The ratings agency DBRS is likely to maintain its stable rating outlook for Portugal but has also issued a warning about the country’s rising debt which stands at 130% of GDP.

The Canadian ratings agency has awarded Portugal a ‘BBB High’ rating which is stable, but says the effects of the pandemic have placed a financial strain on borrowing which has not gone unnoticed.
DBRS has maintained a conservatively positive outlook on the quality of Portuguese debt, and gave the seal of approval on government bonds which were purchased by the European Central Bank in the post-troika period.

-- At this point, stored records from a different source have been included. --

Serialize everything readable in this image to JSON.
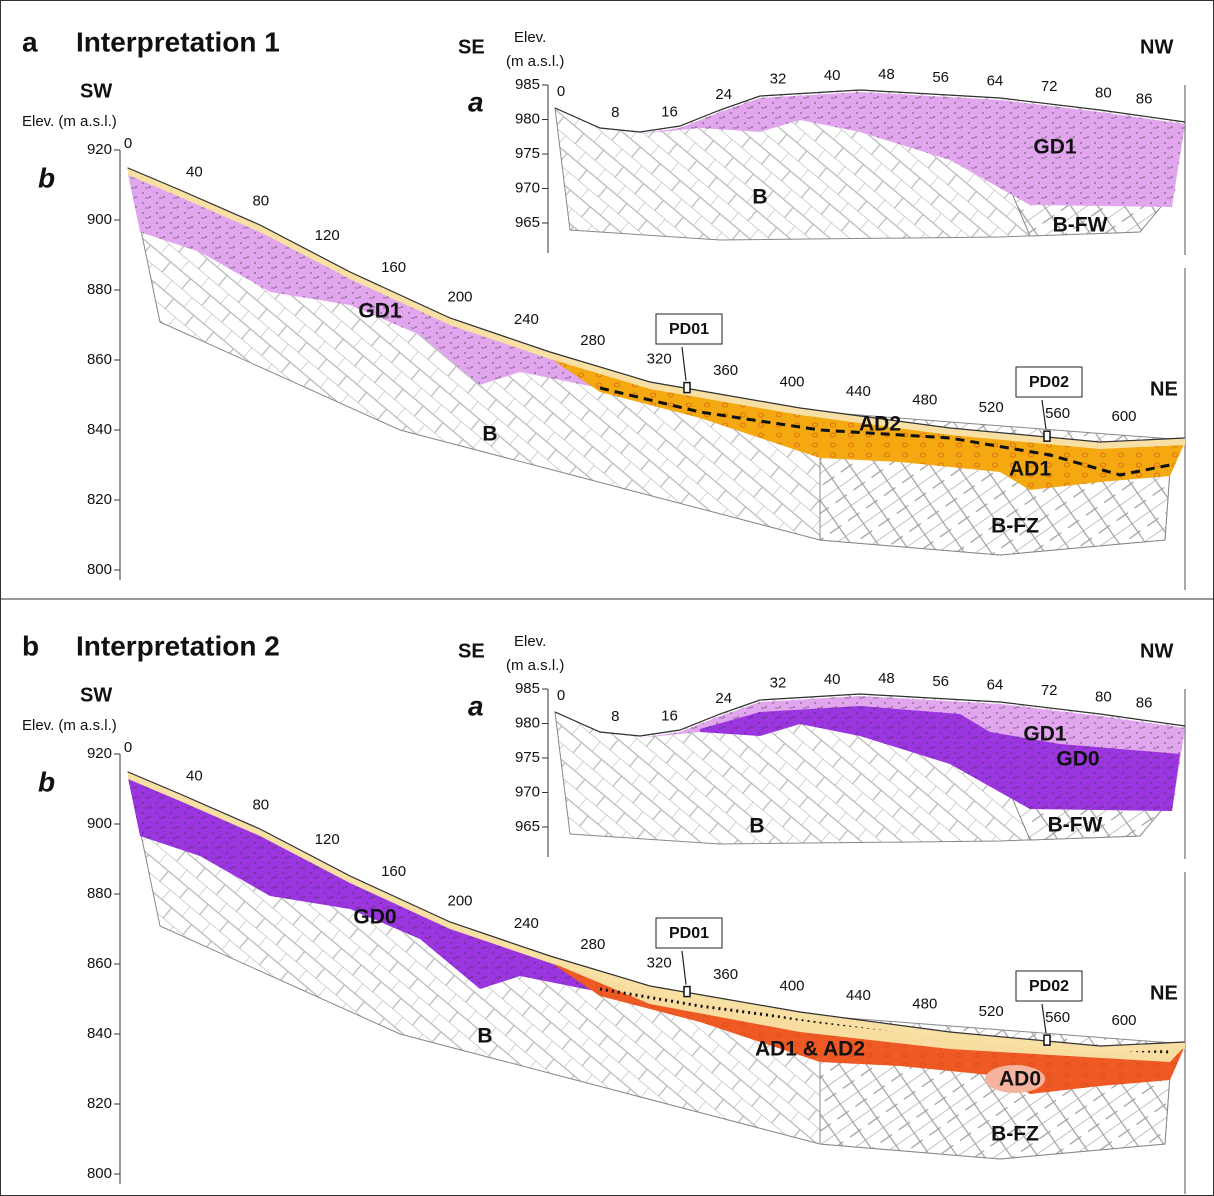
{
  "panels": [
    {
      "letter": "a",
      "title": "Interpretation 1",
      "inset": {
        "label": "a",
        "left_dir": "SE",
        "right_dir": "NW",
        "axis_title": [
          "Elev.",
          "(m a.s.l.)"
        ],
        "elev_ticks": [
          985,
          980,
          975,
          970,
          965
        ],
        "distance_ticks": [
          0,
          8,
          16,
          24,
          32,
          40,
          48,
          56,
          64,
          72,
          80,
          86
        ],
        "units": [
          "GD1",
          "B",
          "B-FW"
        ]
      },
      "profile": {
        "label": "b",
        "left_dir": "SW",
        "right_dir": "NE",
        "axis_title": "Elev. (m a.s.l.)",
        "elev_ticks": [
          920,
          900,
          880,
          860,
          840,
          820,
          800
        ],
        "distance_ticks": [
          0,
          40,
          80,
          120,
          160,
          200,
          240,
          280,
          320,
          360,
          400,
          440,
          480,
          520,
          560,
          600
        ],
        "units": [
          "GD1",
          "B",
          "AD2",
          "AD1",
          "B-FZ"
        ],
        "boreholes": [
          "PD01",
          "PD02"
        ]
      }
    },
    {
      "letter": "b",
      "title": "Interpretation 2",
      "inset": {
        "label": "a",
        "left_dir": "SE",
        "right_dir": "NW",
        "axis_title": [
          "Elev.",
          "(m a.s.l.)"
        ],
        "elev_ticks": [
          985,
          980,
          975,
          970,
          965
        ],
        "distance_ticks": [
          0,
          8,
          16,
          24,
          32,
          40,
          48,
          56,
          64,
          72,
          80,
          86
        ],
        "units": [
          "GD1",
          "GD0",
          "B",
          "B-FW"
        ]
      },
      "profile": {
        "label": "b",
        "left_dir": "SW",
        "right_dir": "NE",
        "axis_title": "Elev. (m a.s.l.)",
        "elev_ticks": [
          920,
          900,
          880,
          860,
          840,
          820,
          800
        ],
        "distance_ticks": [
          0,
          40,
          80,
          120,
          160,
          200,
          240,
          280,
          320,
          360,
          400,
          440,
          480,
          520,
          560,
          600
        ],
        "units": [
          "GD0",
          "B",
          "AD1 & AD2",
          "AD0",
          "B-FZ"
        ],
        "boreholes": [
          "PD01",
          "PD02"
        ]
      }
    }
  ]
}
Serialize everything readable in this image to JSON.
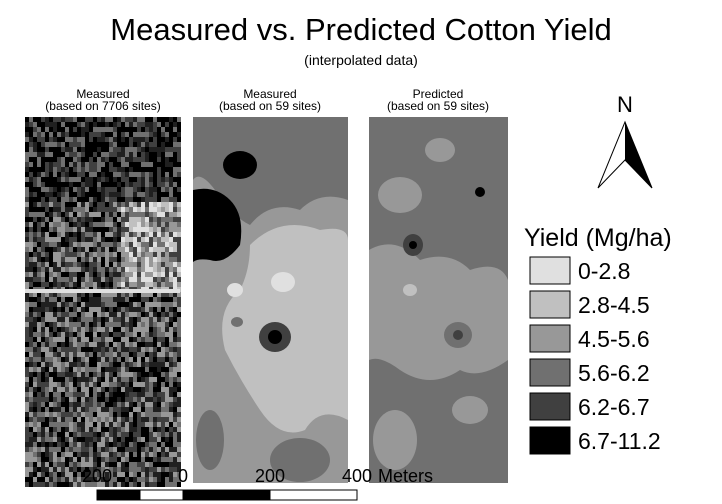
{
  "title": "Measured vs. Predicted Cotton Yield",
  "subtitle": "(interpolated data)",
  "panels": [
    {
      "label": "Measured",
      "sublabel": "(based on 7706 sites)"
    },
    {
      "label": "Measured",
      "sublabel": "(based on 59 sites)"
    },
    {
      "label": "Predicted",
      "sublabel": "(based on 59 sites)"
    }
  ],
  "north": "N",
  "legend": {
    "title": "Yield (Mg/ha)",
    "items": [
      {
        "label": "0-2.8",
        "color": "#e0e0e0"
      },
      {
        "label": "2.8-4.5",
        "color": "#c0c0c0"
      },
      {
        "label": "4.5-5.6",
        "color": "#989898"
      },
      {
        "label": "5.6-6.2",
        "color": "#707070"
      },
      {
        "label": "6.2-6.7",
        "color": "#404040"
      },
      {
        "label": "6.7-11.2",
        "color": "#000000"
      }
    ]
  },
  "scale_bar": {
    "labels": [
      "200",
      "0",
      "200",
      "400"
    ],
    "unit": "Meters"
  }
}
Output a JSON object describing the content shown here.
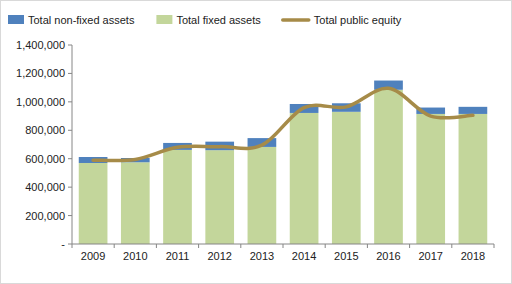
{
  "chart_data": {
    "type": "bar",
    "stacked": true,
    "grid": false,
    "legend": "top",
    "categories": [
      "2009",
      "2010",
      "2011",
      "2012",
      "2013",
      "2014",
      "2015",
      "2016",
      "2017",
      "2018"
    ],
    "series": [
      {
        "name": "Total non-fixed assets",
        "type": "bar",
        "color": "#4f81bd",
        "values": [
          42000,
          30000,
          49000,
          60000,
          62000,
          63000,
          60000,
          65000,
          45000,
          50000
        ]
      },
      {
        "name": "Total fixed assets",
        "type": "bar",
        "color": "#c3d69b",
        "values": [
          570000,
          575000,
          662000,
          660000,
          683000,
          922000,
          930000,
          1085000,
          915000,
          915000
        ]
      },
      {
        "name": "Total public equity",
        "type": "line",
        "color": "#a68b48",
        "line_style": "solid",
        "values": [
          590000,
          595000,
          680000,
          685000,
          695000,
          960000,
          965000,
          1095000,
          900000,
          905000
        ]
      }
    ],
    "ylim": [
      0,
      1400000
    ],
    "yticks": [
      {
        "value": 0,
        "label": "-"
      },
      {
        "value": 200000,
        "label": "200,000"
      },
      {
        "value": 400000,
        "label": "400,000"
      },
      {
        "value": 600000,
        "label": "600,000"
      },
      {
        "value": 800000,
        "label": "800,000"
      },
      {
        "value": 1000000,
        "label": "1,000,000"
      },
      {
        "value": 1200000,
        "label": "1,200,000"
      },
      {
        "value": 1400000,
        "label": "1,400,000"
      }
    ]
  }
}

DBRS continues to be the agency which attributes the highest rating to Portugal’s national debt out of the other ratings agencies that evaluate it, such as Moody’s and Standard & Poor’s.
And despite the pandemic, which has caused a severe recession in Portugal, DBRS has maintained the rating it awarded after its last evaluation in September and will likely do the same again.
“We are not expecting them make any change in the rating,” says Filipe Silva, director of investments at Banco Carregosa.
“”The rating and outlook should remain unchanged,” says Filipe Garcia from the IMF.
However, warnings have been issued. “It is possible that DBRS will issue reservations on Portugal’s economic outlook,” says the Banco Carregosa specialist.
“The increase in debt, as well as a deterioration in economic conditions had already been factored in during the last analysis made by this ratings agency,” but this “new lockdown has made a situation already complicated, worse,”adds Garcia.
“There may be words of caution regarding the increase in debt/GDP ratio which is now around 130%, but also in “a future increase in internet rates in the secondary market. After closing the year with below zero interest rates, the yield on Portuguese treasury bonds has risen, now standing at 0.391%on 10-year bonds.
It is a slight increase that is in common with other Euro Zone countries, but is particularly visible in the interest rates on US debt over investor fears of inflation.
The Portuguese State is expected to add an extra €20Bn onto Government debt as a result of the Covid-19 pandemic.